# Is there anything worth seeing between Pisa - Rome



## Rapide561 (Oct 1, 2005)

Hi

In a couple of weeks, we should be making our way from Pisa - Rome via the West Coast of Italy - toll free on the SS1. We pass close to Grossetto. Has anyone been there? 

Is there anything else along this road worthy of a look?

Cheers

Russell


----------



## greenasthegrass (Oct 27, 2007)

Marina and lovely beach at Donaratico bit higher up. There is a street market Halfway up Monteverdi Marrittimo. You are in the Tuscan Hills so bit of wild boar hunting if you fancy!

Greenie


Ps can't believe I have actually been somewhere Russell hasn't!

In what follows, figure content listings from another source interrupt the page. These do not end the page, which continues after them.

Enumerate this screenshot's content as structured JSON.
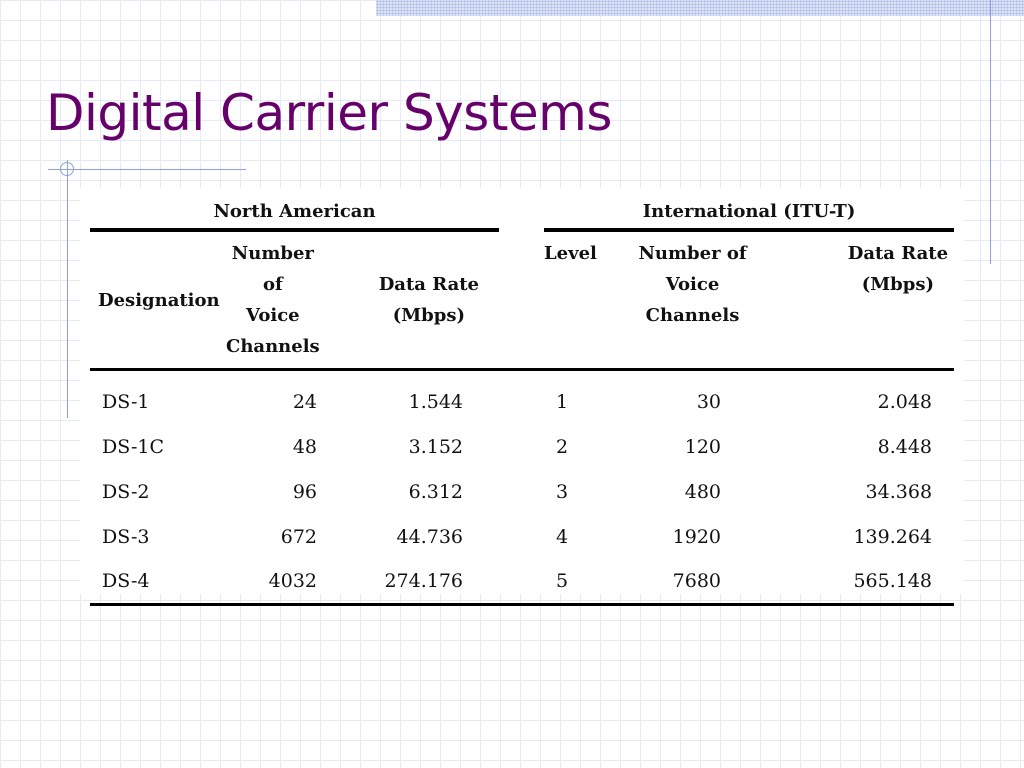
{
  "slide": {
    "title": "Digital Carrier Systems"
  },
  "table": {
    "groups": {
      "north_american": "North American",
      "international": "International (ITU-T)"
    },
    "headers": {
      "designation": "Designation",
      "na_channels": [
        "Number of",
        "Voice",
        "Channels"
      ],
      "na_rate": [
        "Data Rate",
        "(Mbps)"
      ],
      "level": "Level",
      "itu_channels": [
        "Number of",
        "Voice",
        "Channels"
      ],
      "itu_rate": [
        "Data Rate",
        "(Mbps)"
      ]
    },
    "rows": [
      [
        "DS-1",
        "24",
        "1.544",
        "1",
        "30",
        "2.048"
      ],
      [
        "DS-1C",
        "48",
        "3.152",
        "2",
        "120",
        "8.448"
      ],
      [
        "DS-2",
        "96",
        "6.312",
        "3",
        "480",
        "34.368"
      ],
      [
        "DS-3",
        "672",
        "44.736",
        "4",
        "1920",
        "139.264"
      ],
      [
        "DS-4",
        "4032",
        "274.176",
        "5",
        "7680",
        "565.148"
      ]
    ]
  },
  "theme": {
    "title_color": "#66006a",
    "grid_color": "#e6e9f6",
    "accent_line_color": "#8ea0dd"
  }
}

Lol


----------



## thieawin (Jun 7, 2006)

Lots, but I would avoid the coast and go inland and try Siena, Assisi, Castiglione del Lago, Perugia etc on the way down. Castiglione is fantastic, walled town with town hall, churches and a triangular Roman tower; there are a couple of sites on the lake side. Try Lido di Trasimeno.

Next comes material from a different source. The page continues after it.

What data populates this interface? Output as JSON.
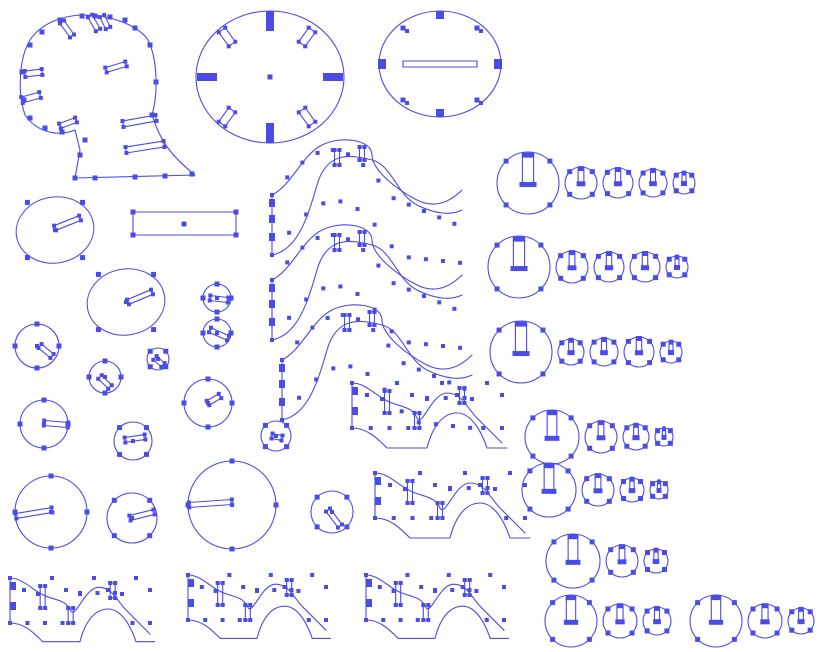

There is an open air market outside the town walls main gate each week with roast stuffed pig on a barbecue spit.

You could try Montepuliciano and Orvieto if you are in to wine or Capodimonte, both the latter on another lake side, lago di Bolsena.

At this stage you are about 55 miles North West of Rome

i know its not what you asked, but in my view the inland route has more opportunities for sightseeing, history and this is just the right time of year


----------



## Grizzly (May 9, 2005)

Very good sosta at Orvieto very close to the funicular up to the town. The cathedral there is gorgeous !

Be aware that Tuscan beaches are often pay-as-you sit and expensive; the public beaches need searching for and are not usually the best.

G


----------



## Rapide561 (Oct 1, 2005)

*Italy*

Hi

All the inland stuff is for the very slow northbound journey, with much of "thieawins" suggestions on the list.

As we are travelling toll free from Pisa to Roma via the SS1, I just wondered if there was anything worthy of a look.

Russell

Does anyone know if there is a Sosta at Montepulciano?


----------



## thieawin (Jun 7, 2006)

Yes except on market days (Thursday)

link

http://www.caravanecamper.net/aree_sosta.php?id=29&

You will need to translate, but there are pretty pictures of motorhomes.

John


----------



## Rapide561 (Oct 1, 2005)

*Chianciano*

Thanks for the link John.

I have been to Montepulciano before on several occasions and once on foot having walked, yes walked from Chianciano Terme.

We are having a night in Chianciano Terme in the car park at my friend's hotel!

Russell


----------



## hmh (Jun 25, 2008)

*Is there anything worth seeing . . .*

Our favourite places on your route were:

- Massa Maritima

- Etruscan tombs at Populonia , just N. of Piombino

- more Etruscan tombs near Cerveteri, on the coast near Rome

Helen


----------



## eddied (May 9, 2005)

*Pisa - Roma*

 Ciao Russell,
Just south of Piombino is the Maremma National Park, with lots of horses and wildlife, and lots of aree di sosta and aree attrezzate; and the Argentario promontory.
It is also worth making a detour at the Lagoon of Orbetello,; where there are lots of soste; to Porto Santo Stefano. A picturesque fishing town and interesting coatline to get there.Also ferries to Isola del Giglio. Parking in the town is a bit limited, but I have managed to find space for a 7m. motorhome.  
Further down still you will find the pretty medieval town of Tarquinia, and as already mentioned the Etruscan tombs of Cerveteri.
Between Montaltro di Castro and Civitavecchia lots of coastal campsites and holiday villages. I have done the stretch Pisa - Roma in 4 hours if in a hurry; and in 4 days taking my time. You can also deviate off the SS1 to places such a Montalcino (best wine in Italy) Viterbo (fine medieval)l city,Volterra (for alabaster) or a bit further south and inland in to the Lake of Bolsena. Don't be tempted to wander into the hills outside Civitavecchia with a big motorhome.
Buon viaggio,
eddied


----------



## impala666 (Oct 26, 2007)

Hi Russell

Will be on much the same trip down to Rome . Planning to stay at Happy Valley CS near Rome about May 11th. Where will you stay in Rome. We leave UK on May 8th and will drive to rome in 200 ml hops. then meander back through Tuscany and Umbria, There is so much to see that 6 weeks is not enough

May see you enroute

Brian


----------



## Rapide561 (Oct 1, 2005)

*Rome*

Hi

We think we will hit Rome around the 26th April and then make a slow zig zag north to Garda, sight seeing and seeing friends en route.

In Rome, I might stay at a sight called Fiamino Village - more expensive than the ACSI sites, but more central. What you pay on pitching, you save on trains!

Russell


----------